Give the Go-Bots this much credit at least, they got their movie out before Transformers (by about five months), a 75-minute feature film which, if I can remember correctly (and this is purely by memory, folks), featured the “good” and “bad” Go-Bots getting in the middle of a power struggle between the “Rock Lords” which was Tonka’s next wave of Go-Bot merchandising. Just imagine a Go-Bot that instead of turning into a vehicle, turned into a rock. Yes, you heard me, a rock. Because every kid wanted to roll up to the playground and impress his classmates with a piece of soapstone.

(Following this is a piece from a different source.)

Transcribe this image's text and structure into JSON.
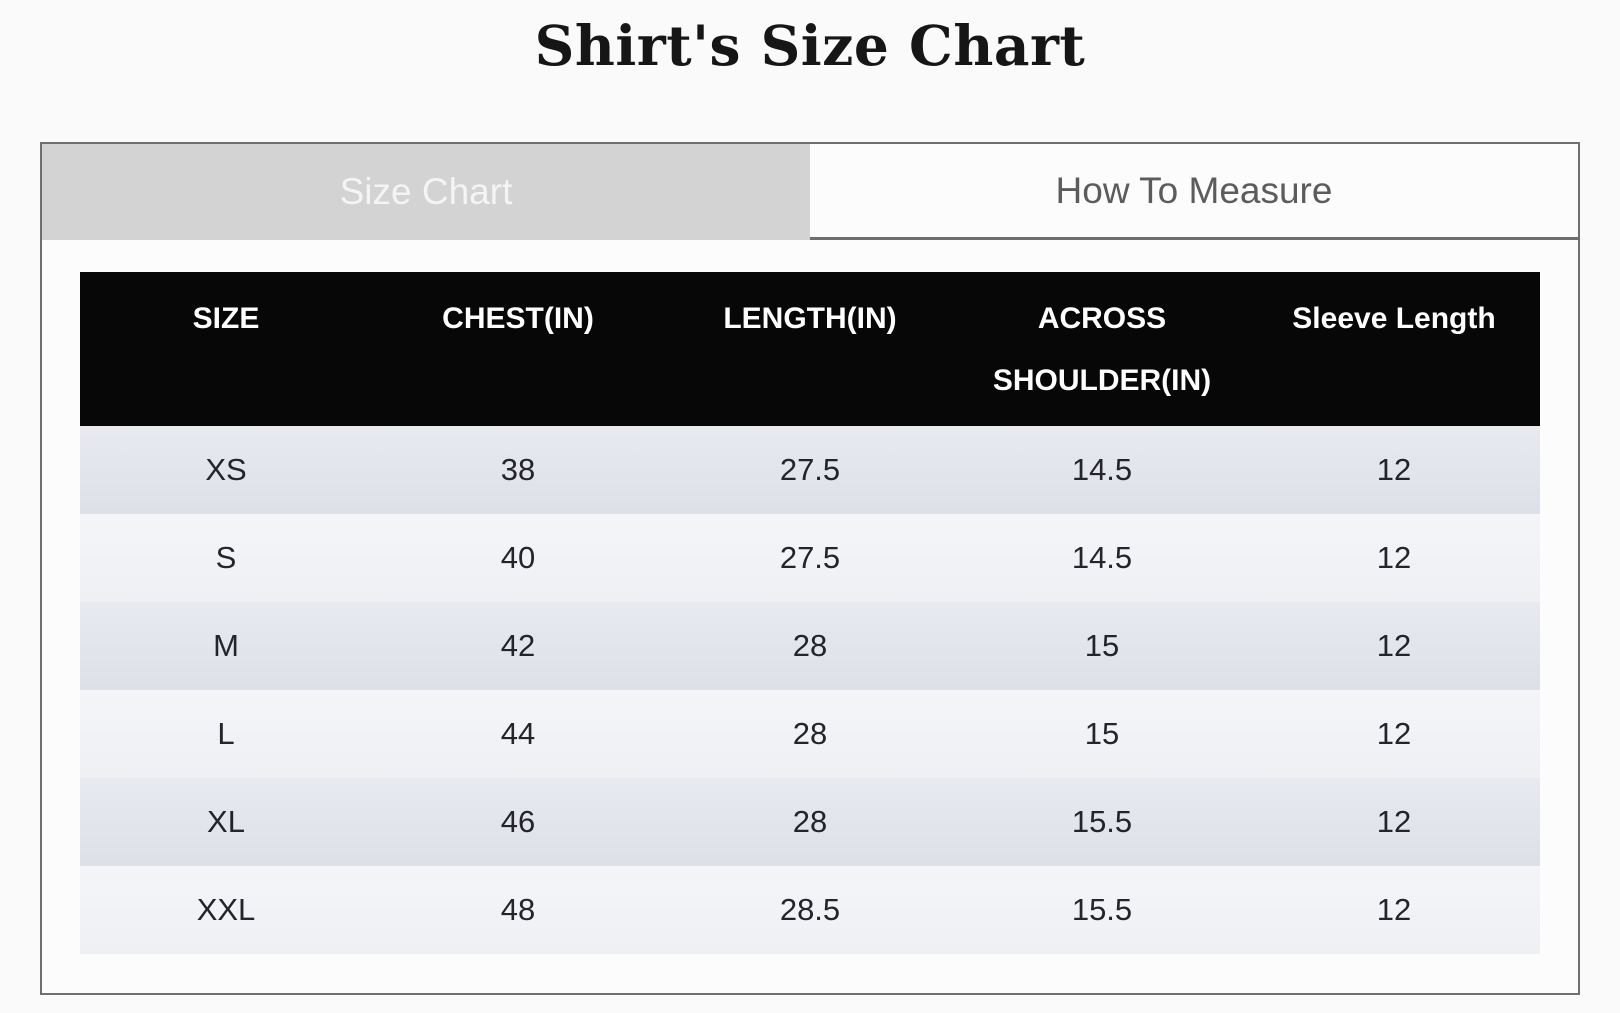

The Rock Lord line included figures such as “Boulder” and “Magmar” (he’s the one you see represented by the little drawing), and yes, you guessed it, “Nugget.” He was the movie’s “cute” robot who had a front panel that kept opening up unexpectedly with a bunch of buttons and mechanisms under it that he didn’t know how to work. Don’t we all.
And yet, I can’t recall too much more about the film and, if I’m being honest, why Mom even agreed to take me. I must have done something to merit the trip. I reason it was a surprise of some kind, because I certainly don’t recall ever seeing an ad for it on television. Maybe my mom just saw the above ad in the newspaper one morning and thought, "Hey, anything for my little guy." Right? Either that or she was desperate to pry me away from my Nintendo for one afternoon. Fair enough.
As mentioned, I do remember just how long and narrow screening room number one at the Cinema 3 was, a realization made even more obvious by the fact that me and my mother were two of only about, I’d say, eight other people there that afternoon.
I do remember enjoying the film. It had spaceships and lasers and rock people. It doesn’t take much when you’re eight. But I do remember also feeling sad that there were so few people there, almost as if the film was a real living thing that was getting its feelings hurt by not playing to a full house. And as mentioned, I remember quite clearly my mother’s disapproval with the film after it was over, mostly that it seemed like it went on forever. I will concede there is some merit to that argument after I rewatched the film when I bought a used VHS copy at the now closed video store in Wal-Mart around 1996. The space battles were still pretty cool though.
If only she had waited one lousy week. The sci-fi/horror film "Critters," featuring a family defending their farmhouse from an invasion by toothy, spiny creatures the size of soccer balls with some help from sorta-friendly alien bounty hunters, opened just one Friday later. with screenings as late at 9:10 p.m.! Oh well, that's what Stars and Stripes Video was for, right?